The Development Policy Institute (DPI), a Kyrgyz NGO with a track record in community-driven development, received a grant from the GPSA to ensure that community needs are accounted for in local budgeting processes. A key aim of the grant is to enable VHCs to sustainably influence and monitor budgets for services related to broader health determinants. This will be done by implementing three components that are geared towards: 1) building the capacity of VHCs and AVCH to identify health priorities, engage with LSGs, and effectively participate in budget processes; 2) collecting information on health priorities to inform planning and budget allocation; and 3) providing technical assistance to LSGs in the use of social accountability tools to monitor budgets and improve service delivery.

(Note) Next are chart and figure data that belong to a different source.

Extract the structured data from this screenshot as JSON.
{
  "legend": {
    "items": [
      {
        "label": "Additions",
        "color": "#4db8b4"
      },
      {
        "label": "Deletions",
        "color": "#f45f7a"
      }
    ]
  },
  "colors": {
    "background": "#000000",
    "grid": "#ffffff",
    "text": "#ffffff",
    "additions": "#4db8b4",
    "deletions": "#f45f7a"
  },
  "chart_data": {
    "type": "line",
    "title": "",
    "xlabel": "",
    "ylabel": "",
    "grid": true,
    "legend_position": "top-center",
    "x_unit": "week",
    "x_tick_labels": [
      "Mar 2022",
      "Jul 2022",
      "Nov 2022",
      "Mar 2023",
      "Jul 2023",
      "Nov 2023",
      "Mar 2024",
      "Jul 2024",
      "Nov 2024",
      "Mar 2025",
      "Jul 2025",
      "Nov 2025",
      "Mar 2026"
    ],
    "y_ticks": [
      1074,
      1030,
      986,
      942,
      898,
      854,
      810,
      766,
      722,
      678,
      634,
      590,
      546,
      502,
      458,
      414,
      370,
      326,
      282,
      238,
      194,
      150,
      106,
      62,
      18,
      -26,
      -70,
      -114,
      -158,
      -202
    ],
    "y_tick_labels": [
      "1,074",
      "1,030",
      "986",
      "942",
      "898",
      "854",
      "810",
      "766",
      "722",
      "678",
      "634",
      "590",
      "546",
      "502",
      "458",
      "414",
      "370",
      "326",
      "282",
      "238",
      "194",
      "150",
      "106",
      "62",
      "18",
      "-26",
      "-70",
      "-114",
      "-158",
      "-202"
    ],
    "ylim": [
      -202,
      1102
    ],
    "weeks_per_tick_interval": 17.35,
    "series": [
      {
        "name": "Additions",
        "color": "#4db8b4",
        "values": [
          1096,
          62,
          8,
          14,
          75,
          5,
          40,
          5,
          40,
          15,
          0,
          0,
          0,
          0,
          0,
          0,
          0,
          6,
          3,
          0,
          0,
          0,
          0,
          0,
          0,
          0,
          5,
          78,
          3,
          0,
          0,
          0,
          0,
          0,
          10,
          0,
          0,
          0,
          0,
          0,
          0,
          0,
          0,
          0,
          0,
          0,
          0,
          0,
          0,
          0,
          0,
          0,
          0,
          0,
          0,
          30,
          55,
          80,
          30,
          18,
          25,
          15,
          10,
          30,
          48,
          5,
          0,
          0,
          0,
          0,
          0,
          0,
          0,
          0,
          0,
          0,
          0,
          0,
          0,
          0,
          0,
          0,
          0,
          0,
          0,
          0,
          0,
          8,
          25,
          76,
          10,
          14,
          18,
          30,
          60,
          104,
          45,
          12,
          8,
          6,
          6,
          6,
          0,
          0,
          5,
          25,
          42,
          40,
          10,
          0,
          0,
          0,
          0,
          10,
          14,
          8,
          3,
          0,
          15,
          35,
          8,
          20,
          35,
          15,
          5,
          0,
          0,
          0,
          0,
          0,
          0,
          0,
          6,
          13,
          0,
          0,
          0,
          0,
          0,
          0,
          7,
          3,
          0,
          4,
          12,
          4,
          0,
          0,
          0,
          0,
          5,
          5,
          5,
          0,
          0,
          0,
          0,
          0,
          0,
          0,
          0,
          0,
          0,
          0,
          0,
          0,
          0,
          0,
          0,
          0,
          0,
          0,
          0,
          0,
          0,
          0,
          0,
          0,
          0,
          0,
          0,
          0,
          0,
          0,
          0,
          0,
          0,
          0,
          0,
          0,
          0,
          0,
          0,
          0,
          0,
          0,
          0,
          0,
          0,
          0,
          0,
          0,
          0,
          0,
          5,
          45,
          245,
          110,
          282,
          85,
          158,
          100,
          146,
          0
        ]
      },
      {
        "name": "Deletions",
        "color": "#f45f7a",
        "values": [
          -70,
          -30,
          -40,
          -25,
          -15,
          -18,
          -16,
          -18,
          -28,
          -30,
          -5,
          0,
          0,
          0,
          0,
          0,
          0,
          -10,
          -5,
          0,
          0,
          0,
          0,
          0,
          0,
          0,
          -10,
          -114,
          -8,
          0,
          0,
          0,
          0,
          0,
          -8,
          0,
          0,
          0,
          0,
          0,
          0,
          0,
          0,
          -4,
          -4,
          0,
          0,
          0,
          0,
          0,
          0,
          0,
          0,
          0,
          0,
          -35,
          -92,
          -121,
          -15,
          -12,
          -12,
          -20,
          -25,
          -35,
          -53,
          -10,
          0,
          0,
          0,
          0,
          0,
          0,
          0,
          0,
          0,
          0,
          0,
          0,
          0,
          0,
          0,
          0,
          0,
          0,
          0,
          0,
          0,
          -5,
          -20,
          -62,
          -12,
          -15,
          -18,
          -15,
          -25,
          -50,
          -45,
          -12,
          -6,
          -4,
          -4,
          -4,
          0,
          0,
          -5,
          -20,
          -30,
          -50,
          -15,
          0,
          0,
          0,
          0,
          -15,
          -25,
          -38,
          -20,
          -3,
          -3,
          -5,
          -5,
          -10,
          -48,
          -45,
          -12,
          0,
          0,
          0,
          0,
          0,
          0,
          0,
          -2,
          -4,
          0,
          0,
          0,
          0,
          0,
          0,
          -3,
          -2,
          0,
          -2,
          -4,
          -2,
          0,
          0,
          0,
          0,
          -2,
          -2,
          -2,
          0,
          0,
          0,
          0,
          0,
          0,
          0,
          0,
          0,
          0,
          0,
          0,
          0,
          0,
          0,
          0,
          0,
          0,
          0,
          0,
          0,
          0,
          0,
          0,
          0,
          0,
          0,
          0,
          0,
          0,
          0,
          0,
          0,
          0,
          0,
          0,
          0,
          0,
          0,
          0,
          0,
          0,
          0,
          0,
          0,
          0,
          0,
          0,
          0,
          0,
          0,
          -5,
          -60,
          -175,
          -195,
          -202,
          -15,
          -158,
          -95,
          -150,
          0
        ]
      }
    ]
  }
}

The Project has provided technical assistance and capital to achieve important milestones and results:
87% of 99 identified problems concerning health determinants in 25 pilot villages were addressed jointly by local self-government bodies and local communities.
Over 10,000 citizens helped identify priority issues in their villages, having received access to local budget information and helped shape new health policies.
The AVHC developed a mechanism to bring those priority problems which lie beyond the capability of local communities to the attention of LSGs, the State Health Insurance Fund and the Ministry of Health.
This Kyrgyz Project continues to provide lessons which stem from its design, implementation, and outcomes:
The The original design of this grant benefitted from lessons learned from DPI’s previous work on the importance of working within existing structures rather than creating new ones, and ensuring that project activities translate into tangible action plans and policies.
Open budget hearings are an effective tool for self-governance, however, the concept of the open hearing may not be enshrined in local practice. Open hearings should be established procedurally and defined to include both local governments and citizens.
Installment of open hearings and other social accountability tools may be tackled at both the local and national level, as national actors are responsible for policy in the local spheres of most GPSA operations.
A growing concern to note and monitor is the problem of rural youth leisure. Sports development and improvements upon youth culture and activity should be considered in future health sector projects.